Chief Executive Officer of Bahamas Telecommunications Company (BTC) André Foster yesterday defended his company’s marked improvement in service delivery on both the fixed and mobile sides, after Minister of Foreign Affairs and Public Service Fred Mitchell publicly criticized the performance of the telecommunications companies.
During an appearance on Guardian Radio talk show “The Political Review” on Sunday, Mitchell said the Progressive Liberal Party is “dissatisfied” with the state of the digital platforms and infrastructure in The Bahamas.
“We think that the telephone companies have not done an adequate job in supporting the infrastructure right now,” said Mitchell.
“Calls are dropping, there’s overcrowding, the quality of the sound is poor, but it appears that the companies are interested in selling cell phones as opposed to investing in infrastructure.”
Mitchell said his party has talked about installing a public fiber optic network to get the country to 5G capacity “as quickly as possible”.
Foster said BTC has invested heavily in its own fiber network, which it continues to expand across the archipelago.
“We continue to monitor network quality to make sure that we don’t have dropped calls, especially on our mobile network,” said Foster.

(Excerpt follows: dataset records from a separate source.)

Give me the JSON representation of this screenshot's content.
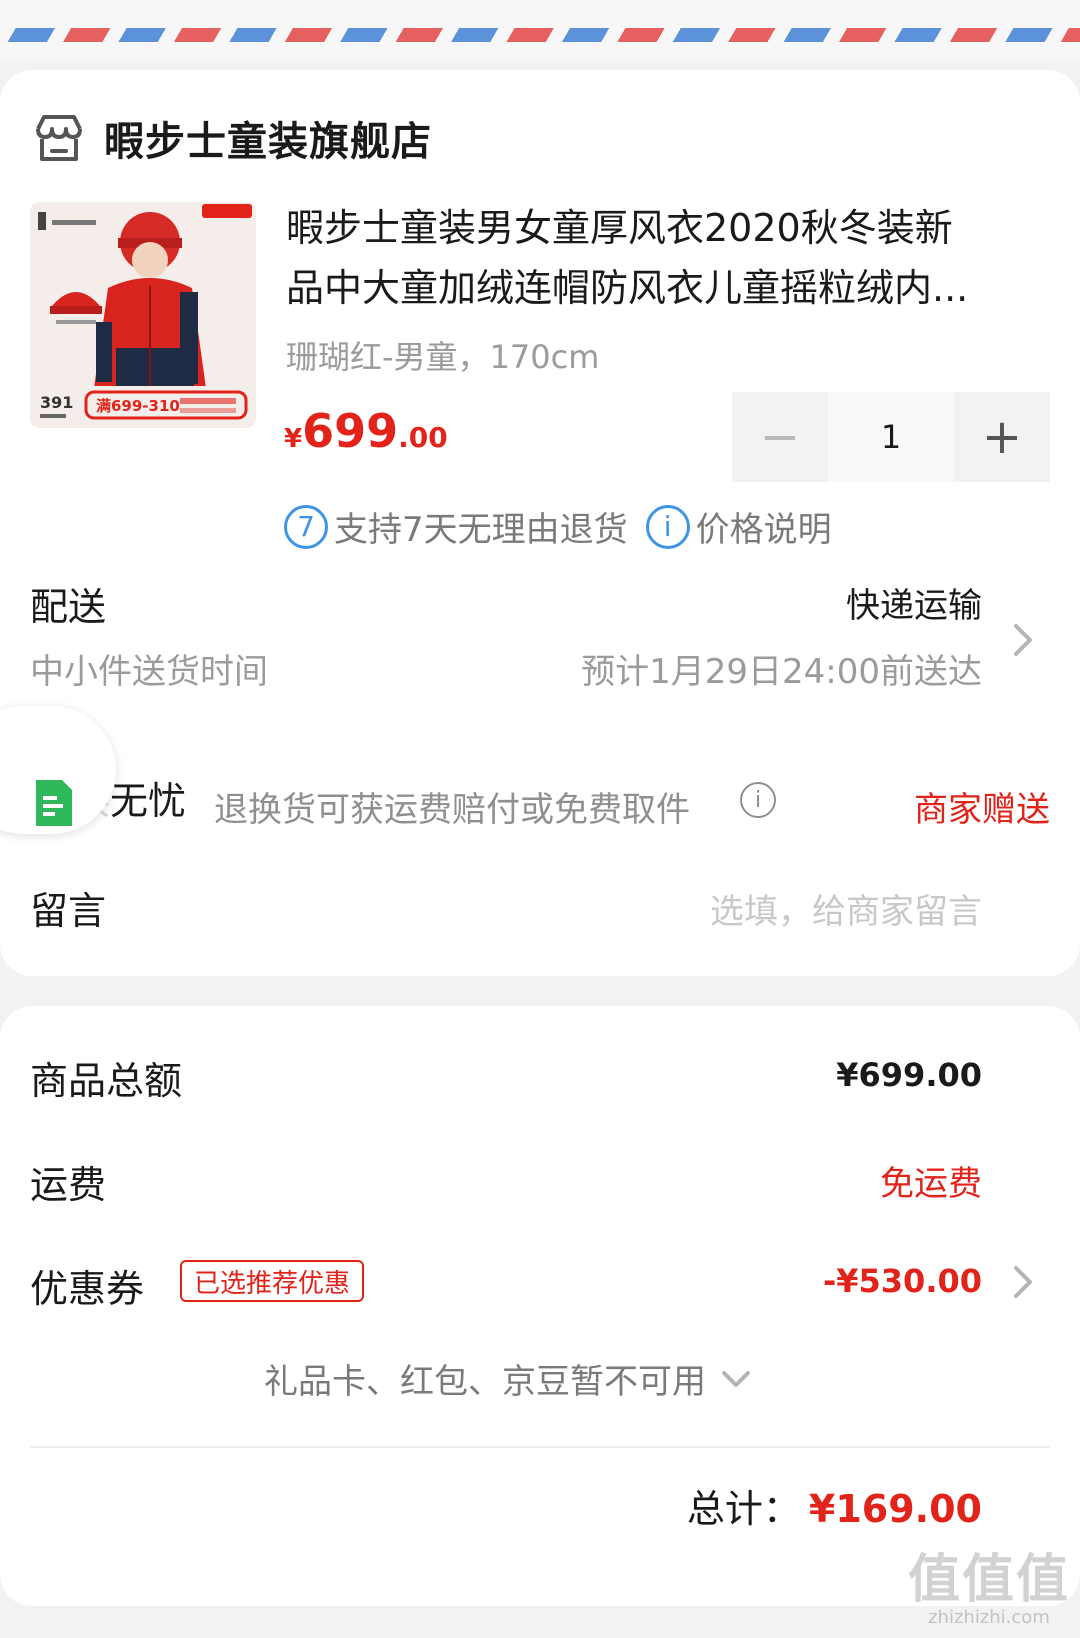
{
  "colors": {
    "accent_red": "#e2231a",
    "info_blue": "#3f94e6",
    "airmail_red": "#e5605e",
    "airmail_blue": "#5b92d9",
    "green_icon": "#2fb85a"
  },
  "store": {
    "icon": "store-icon",
    "name": "暇步士童装旗舰店"
  },
  "product": {
    "image_badge": "391",
    "image_promo": "满699-310",
    "title_line1": "暇步士童装男女童厚风衣2020秋冬装新",
    "title_line2": "品中大童加绒连帽防风衣儿童摇粒绒内...",
    "spec": "珊瑚红-男童，170cm",
    "price_symbol": "¥",
    "price_int": "699",
    "price_dec": ".00",
    "quantity": "1",
    "minus_label": "−",
    "plus_label": "+"
  },
  "services": {
    "return_icon_text": "7",
    "return_text": "支持7天无理由退货",
    "price_icon_text": "i",
    "price_text": "价格说明"
  },
  "delivery": {
    "label": "配送",
    "method": "快递运输",
    "sub_label": "中小件送货时间",
    "estimate": "预计1月29日24:00前送达"
  },
  "worry_free": {
    "ghost_text": "换",
    "label": "无忧",
    "desc": "退换货可获运费赔付或免费取件",
    "info_icon_text": "i",
    "gift": "商家赠送"
  },
  "message": {
    "label": "留言",
    "placeholder": "选填，给商家留言"
  },
  "summary": {
    "goods_total_label": "商品总额",
    "goods_total_value": "¥699.00",
    "shipping_label": "运费",
    "shipping_value": "免运费",
    "coupon_label": "优惠券",
    "coupon_tag": "已选推荐优惠",
    "coupon_value": "-¥530.00",
    "unavailable_text": "礼品卡、红包、京豆暂不可用",
    "total_label": "总计：",
    "total_value": "¥169.00"
  },
  "watermark": {
    "main": "值值值",
    "sub": "zhizhizhi.com"
  }
}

“We continue to invest in our infrastructure to add more capacity where we had some issues. I’m pleased to say our network quality on the mobile side has improved significantly, as it has on the fixed side where we have deployed fiber to the home.”
On the 5G front, Foster said BTC has an implementation plan for it, but argued that in places where the population density is low, the upgrade is not much of a “game changer”.
Mitchell said in his remarks that a nationwide, public fiber optic initiative would likely take place via a public-private partnership model, with space rented on the network to earn revenue.